Dengan tidak mengindahkan peranan sentral dari sudut pandang ekonomis,
perlu ditambahkan juga sudut pandang moral. Dalam kegiatan berbisnis, mengejar
keuntungan adalah hal yang wajar, asalkan dalam mencapai keuntungan tersebut
tidak merugikan banyak pihak. Jadi, dalam mencapai tujuan dalam kegiatan
berbisnis ada batasnya. Kepentingan dan hak-hak orang lain perlu diperhatikan.
Perilaku etis dalam kegiatan berbisnis adalah sesuatu yang penting demi
kelangsungan hidup bisnis itu sendiri. Bisnis yang tidak etis akan merugikan
bisnis itu sendiri terutama jika dilihat dari perspektif jangka panjang. Bisnis
yang baik bukan saja bisnis yang menguntungkan, tetapi bisnis yang baik adalah
selain bisnis tersebut menguntungkan juga bisnis yang baik secara moral.
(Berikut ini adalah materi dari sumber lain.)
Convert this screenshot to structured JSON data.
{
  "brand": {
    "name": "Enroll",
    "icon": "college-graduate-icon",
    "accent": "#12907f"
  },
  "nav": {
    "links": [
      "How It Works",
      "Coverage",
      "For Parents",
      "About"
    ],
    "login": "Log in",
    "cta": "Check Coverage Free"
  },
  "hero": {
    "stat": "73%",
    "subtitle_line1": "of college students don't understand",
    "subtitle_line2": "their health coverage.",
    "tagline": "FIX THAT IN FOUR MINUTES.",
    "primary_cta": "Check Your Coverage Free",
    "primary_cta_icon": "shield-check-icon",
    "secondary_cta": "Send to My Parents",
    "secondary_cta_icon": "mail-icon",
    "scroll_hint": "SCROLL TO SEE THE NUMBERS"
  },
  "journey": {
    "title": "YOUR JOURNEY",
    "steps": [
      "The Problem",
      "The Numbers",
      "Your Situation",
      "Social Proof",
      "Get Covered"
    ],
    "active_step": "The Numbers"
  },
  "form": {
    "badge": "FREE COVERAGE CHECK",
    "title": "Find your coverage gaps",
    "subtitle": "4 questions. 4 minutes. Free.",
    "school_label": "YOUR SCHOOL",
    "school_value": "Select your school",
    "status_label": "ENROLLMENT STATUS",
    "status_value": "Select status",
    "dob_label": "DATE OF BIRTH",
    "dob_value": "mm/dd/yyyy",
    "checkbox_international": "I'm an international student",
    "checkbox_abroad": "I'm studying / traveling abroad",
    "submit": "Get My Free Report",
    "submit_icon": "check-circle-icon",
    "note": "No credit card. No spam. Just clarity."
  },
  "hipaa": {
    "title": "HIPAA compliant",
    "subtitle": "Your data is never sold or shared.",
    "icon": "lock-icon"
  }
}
Perilaku yang baik, juga dalam konteks bisnis, merupakan perilaku yang sesuai
dengan nilai-nilai moral.
Bisnis juga terikat dengan hukum. Dalam praktek hukum, banyak masalah
timbul dalam hubungan dengan bisnis, baik pada taraf nasional maupun taraf
internasional. Walaupun terdapat hubungan erat antara norma hukum dan norma
etika, namun dua macam hal itu tidak sama. Ketinggalan hukum, dibandingkan
dengan etika, tidak terbatas pada masalah-masalah baru, misalnya, disebabkan
perkembangan teknologi. Pada tahun 1985 di Indonesia terjadi kasus
menggemparkan dengan berita dalam media massa Internasional tentang dibajaknya
kaset rekaman yang memuat lagu-lagu artis kondang dan dibuat untuk tujuan amal.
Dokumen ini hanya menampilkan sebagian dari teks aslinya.